Yılmaz Ali: Yeni yazarlara ve yazar adaylarına neler tavsiye edersiniz?
Sanaz Sherkat: Yazarlık yolculuğu, sabır ve azim gerektirir. Kendi sesinizi bulmaya çalışın ve asla pes etmeyin. Yazarken içsel duygularınıza sadık kalın ve dürüst olun. Her kelime, sizin ruhunuzun bir parçasıdır. Unutmayın ki sanatçı kendisini topluma adayan kişidir. Yazacak olan kişi bunu kendisine ilke edinmelidir.
Yılmaz Ali: Sanat adına büyük işler yapıyorsunuz. Siz de bu işin bir parçası oldunuz. Özel bir öneriniz var mı?
Sanaz Sherkat: Sanat, insanın içindeki derin evreni dışa vurduğu bir dil gibidir. Bir sanatçı, kelimelerle veya renklerle, kendi ruhunun derinliklerini yansıtarak bir dünya yaratır. Sanat yaparken cesur olun, iç sesinizi dinleyin ve onu dünyayla paylaşın. Çünkü her sanatçı, kendi içsel evreninin peşinden giderken, aynı zamanda bu evreni başkalarına da açar.
Bir sanatçı, sadece kendini değil, çevresindeki toplumu da gözlemlemelidir. Bir ülkenin, halkının içindeki derin acıları, umutsuzlukları, umutları ve beklentilerini hissedebilmelidir. Ancak sanatçılar bu duyguları gözlemledikçe, sanatlarına yansıtırlar. Peki, politik ortamda ne olup bitiyor? Halk acı çekiyor mu? Problemleriyle baş başa mı kalıyor? Bir sanatçı, bu soruları sormadan, yalnızca kendi iç dünyasına bakarak sanat yapamaz. Bu sorular, toplumsal bir sorumluluğun başlangıcıdır. Bir sanatçı, politikaya, toplumsal olaylara kayıtsız kalamaz. Ama bu konuda çok dikkatli olmak gerekir, çünkü sanat, hiçbir zaman dar bir ideolojik görüşün aracı olmamalıdır. Sanatçı, halkın acısını hissedip, ona ses olmalı, ama aynı zamanda toplumun farklı yüzlerini de içinde barındıran bir dille ifade etmeli.

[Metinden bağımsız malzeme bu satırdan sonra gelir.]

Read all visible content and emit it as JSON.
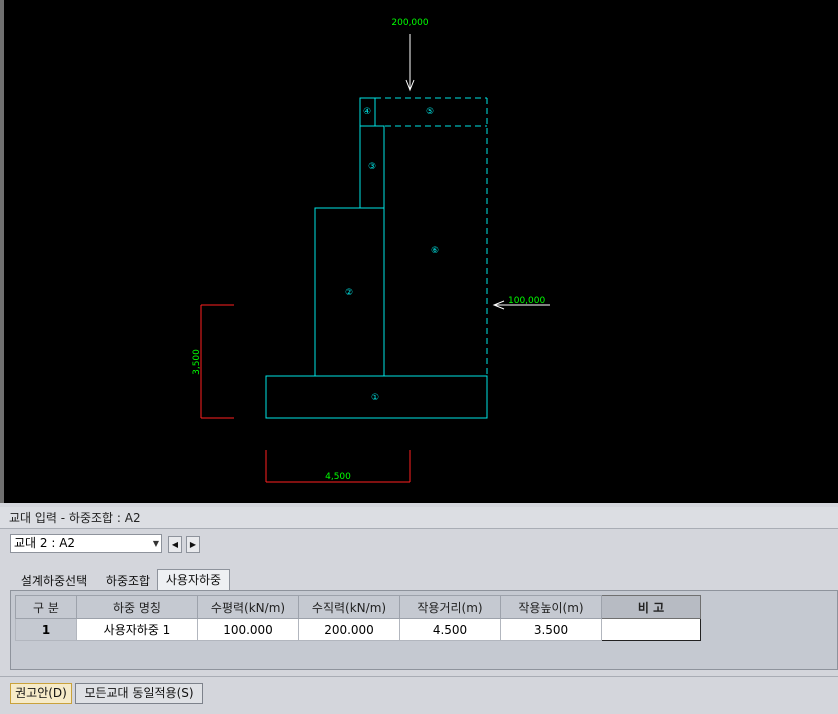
{
  "drawing": {
    "load_top": "200,000",
    "load_side": "100,000",
    "dim_height": "3,500",
    "dim_width": "4,500",
    "parts": [
      "①",
      "②",
      "③",
      "④",
      "⑤",
      "⑥"
    ],
    "colors": {
      "structure": "#00e5e5",
      "load": "#00ff00",
      "dimension": "#ff2020",
      "arrow": "#ffffff"
    }
  },
  "panel": {
    "title": "교대 입력 - 하중조합 : A2",
    "pier_select": "교대 2 : A2",
    "prev_icon": "◀",
    "next_icon": "▶",
    "tabs": [
      "설계하중선택",
      "하중조합",
      "사용자하중"
    ],
    "active_tab": "사용자하중"
  },
  "table": {
    "headers": [
      "구 분",
      "하중 명칭",
      "수평력(kN/m)",
      "수직력(kN/m)",
      "작용거리(m)",
      "작용높이(m)",
      "비 고"
    ],
    "rows": [
      {
        "no": "1",
        "name": "사용자하중 1",
        "horizontal": "100.000",
        "vertical": "200.000",
        "distance": "4.500",
        "height": "3.500",
        "note": ""
      }
    ]
  },
  "buttons": {
    "recommend": "권고안(D)",
    "apply_all": "모든교대 동일적용(S)"
  }
}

Yılmaz Ali: Son olarak eklemek istediğiniz bir şey var mı?
Sanaz Sherkat: Şiir, ressamlık ve hayatımda bulduğum her şey, bir yolculuktur. Her an, bana yeni bir şeyler öğretir; her çizim, her kelime, varoluşun derinliklerinden bir yankıdır. Sanat, ruhumun en gizli köşelerinden yükselen bir çağrıdır ve bu çağrıyı tüm dünyaya duyurmak isterim.
Hayat ise bir rüya, hızla geçen bir nefes gibi… Ve ben, bu dünyadan göçmeden önce, bir iz bırakmak istiyorum. Bir ses olmayı arzuluyorum; yankılanan bir düşünce, kaybolmayan bir hatıra. Çünkü sanat, zamanın ötesinde bir yankıdır; her fırça darbesi, her sözcük, kendine has bir varlık bulma çabasıdır. Ve bu varlık, sadece kendimize değil, başkalarına da bir anlam sunar. Sanat, bir anlamın kalıcı olma yoludur, bir düşüncenin gövdesinde yaşama biçimidir. Ne kadar şanslıyım ki, Atatürk’ün nefes aldığı bu topraklarda, onun izinden giden bir dilde konuşuyorum. Atatürk’ün mirasıyla büyümek, bir şans değil, bir onurdur.
Yılmaz Ali: Hocam son cümleniz beni çok etkiledi. Sizi ayakta alkışlıyorum. Sanat yolunuz her daim aydınlık olsun.